Advogado de Heleno ganha clientes no Instagram após julgamento

Advogado de Heleno ganha clientes no Instagram após julgamento

Advogado vira meme e atrai novos clientes

"Tem umas pessoas que entram em contato comigo pelo Instagram do escritório: 'É possível absolver de crime leve de Maria da Penha?'", disse Milanez em entrevista à Folha. Prospectando o cliente, ele perguntou: "O que é um crime leve de Maria da Penha?".

Matheus Milanez, 33, era o advogado mais jovem entre todas as defesas dos condenados do núcleo central da trama golpista. Agora, lida com uma caixa de mensagens no Instagram cheia de potenciais clientes, que enviam mensagens com os casos mais diversos pedindo conselhos.

Milanez também recebe mensagens sobre casos complexos, como um fazendeiro do Norte acusado de torturar e matar pessoas que invadiram sua terra, e outro suspeito de ocultar cadáveres. Todos relatam seus casos pelo Instagram.

"A minha secretária, coitada, ela encaminha, a gente faz análise, marca uma reunião [...]. A gente não tem muito filtro de qual caso pegar. A gente faz uma análise do caso e vê viabilidade."

O crescimento do perfil nas redes sociais

As redes sociais de Milanez estouraram após ele se tornar um meme e confrontar o ministro Alexandre de Moraes na defesa do ex-chefe do GSI (Gabinete de Segurança Institucional) Augusto Heleno durante o julgamento da tentativa de golpe de Estado.

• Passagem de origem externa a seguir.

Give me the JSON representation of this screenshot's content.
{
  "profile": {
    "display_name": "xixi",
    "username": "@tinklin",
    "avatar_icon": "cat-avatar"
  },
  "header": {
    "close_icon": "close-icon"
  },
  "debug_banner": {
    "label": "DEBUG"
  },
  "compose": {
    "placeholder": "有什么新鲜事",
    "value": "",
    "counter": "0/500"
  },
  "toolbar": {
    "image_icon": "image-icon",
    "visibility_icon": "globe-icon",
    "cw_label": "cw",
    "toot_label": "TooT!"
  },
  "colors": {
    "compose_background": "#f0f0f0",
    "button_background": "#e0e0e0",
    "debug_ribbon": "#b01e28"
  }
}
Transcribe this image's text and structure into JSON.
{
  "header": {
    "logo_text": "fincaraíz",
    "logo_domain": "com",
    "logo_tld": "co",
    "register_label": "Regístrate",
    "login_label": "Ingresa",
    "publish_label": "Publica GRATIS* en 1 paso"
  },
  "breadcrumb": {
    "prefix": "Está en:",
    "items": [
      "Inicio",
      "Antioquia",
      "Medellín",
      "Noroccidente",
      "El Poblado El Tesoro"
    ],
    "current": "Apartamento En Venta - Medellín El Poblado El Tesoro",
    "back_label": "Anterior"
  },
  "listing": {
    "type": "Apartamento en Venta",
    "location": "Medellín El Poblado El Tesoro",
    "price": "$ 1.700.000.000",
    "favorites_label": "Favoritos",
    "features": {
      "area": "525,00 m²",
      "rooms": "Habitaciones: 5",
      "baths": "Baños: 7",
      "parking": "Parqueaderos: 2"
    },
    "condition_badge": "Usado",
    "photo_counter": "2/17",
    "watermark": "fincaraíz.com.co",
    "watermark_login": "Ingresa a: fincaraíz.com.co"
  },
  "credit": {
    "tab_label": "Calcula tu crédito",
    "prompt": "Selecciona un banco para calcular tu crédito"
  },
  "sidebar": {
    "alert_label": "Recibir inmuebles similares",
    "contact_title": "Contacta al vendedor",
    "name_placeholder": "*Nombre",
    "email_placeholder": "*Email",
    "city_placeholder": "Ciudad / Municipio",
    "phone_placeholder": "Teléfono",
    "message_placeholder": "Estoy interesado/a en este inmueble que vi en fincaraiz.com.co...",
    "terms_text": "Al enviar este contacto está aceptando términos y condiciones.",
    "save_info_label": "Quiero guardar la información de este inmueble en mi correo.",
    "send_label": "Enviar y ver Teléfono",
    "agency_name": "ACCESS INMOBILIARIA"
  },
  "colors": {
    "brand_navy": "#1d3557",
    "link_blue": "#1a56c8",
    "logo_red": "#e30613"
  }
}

Ele viu seu perfil na plataforma saltar de cerca de 2.000 seguidores no início do processo para mais de 60 mil após a conclusão do julgamento. O salto ocorreu em duas etapas.

A primeira foi mais tímida. Milanez ganhou 5.000 seguidores depois de seu pedido a Moraes para encerrar a sessão de interrogatório dos réus para ele "minimamente jantar" viralizar. A audiência havia começado às 9h e já passava das 20h quando ele abordou o tema.

Na segunda oportunidade, após a sustentação oral de Milanez no julgamento da ação penal, ele questionou a postura de Alexandre de Moraes e fez a principal crítica ao ministro, o que fez os recortes de sua fala viralizarem. Milanez passou a publicar vídeos sobre os detalhes do julgamento todos os dias, fazendo o perfil saltar de 7.200 seguidores para 61.300 em quatro dias.

"Eu acho que falo com uma linguagem mais simples. A grande maioria do meu público não é do direito. Eu vejo que são pessoas em geral, assim, população lato sensu que querem entender um pouco mais [sobre o processo] ou gostaram da minha postura no julgamento", disse.

A popularidade traz desafios

A popularidade trouxe novos seguidores e potenciais clientes pelo Instagram, mas também atraiu haters e críticos. Ele viu em muitos memes na internet uma tentativa de desmoralizá-lo.

"Tem duas formas de lidar com a situação: ou você se irrita, ou você surfa na brincadeira. Eu decidi surfar na brincadeira tranquilamente. Eu falo que hoje eu adoro, porque todo lugar que eu vou falar, eu vou dar aula, as pessoas comentam: 'Ó, fica tranquilo que qualquer coisa eu trago um lanche para o senhor'."

Expectativas sobre a condenação de Heleno

Milanez também comentou sobre a sua expectativa em relação ao pedido de antecipação do fim do interrogatório dos réus para "minimamente jantar". "Eu era estagiário na época da [operação] Greenfield, o Vallisney [de Souza Oliveira] era o juiz titular da 10ª Vara Federal de Brasília. Era audiência o dia inteiro: começava às 8h, parava para o almoço ao meio-dia e ia até umas 20h".

Augusto Heleno foi condenado pelo Supremo a 21 anos de prisão por participação na trama golpista. Milanez expressou sua frustração com o resultado, esperando ao menos dois votos favoráveis à absolvição do general.

O advogado planeja apresentar dois tipos de recursos diferentes ao STF e acredita na possibilidade de reverter a condenação. Ele ressalta que, após as possíveis negativas, levantará discussões sobre onde Heleno deve cumprir sua pena, se em um presídio comum ou em sua casa.

"Eu não acho que ele tenha condição de ir a um presídio. Eu sei que 100% de saúde ele não está porque é um senhor de 77 anos. Mas eu não sei quais doenças ele tem, se tem um problema crônico. Como a gente estava na discussão eminentemente jurídica, esse era um ponto que a família nunca abria para mim."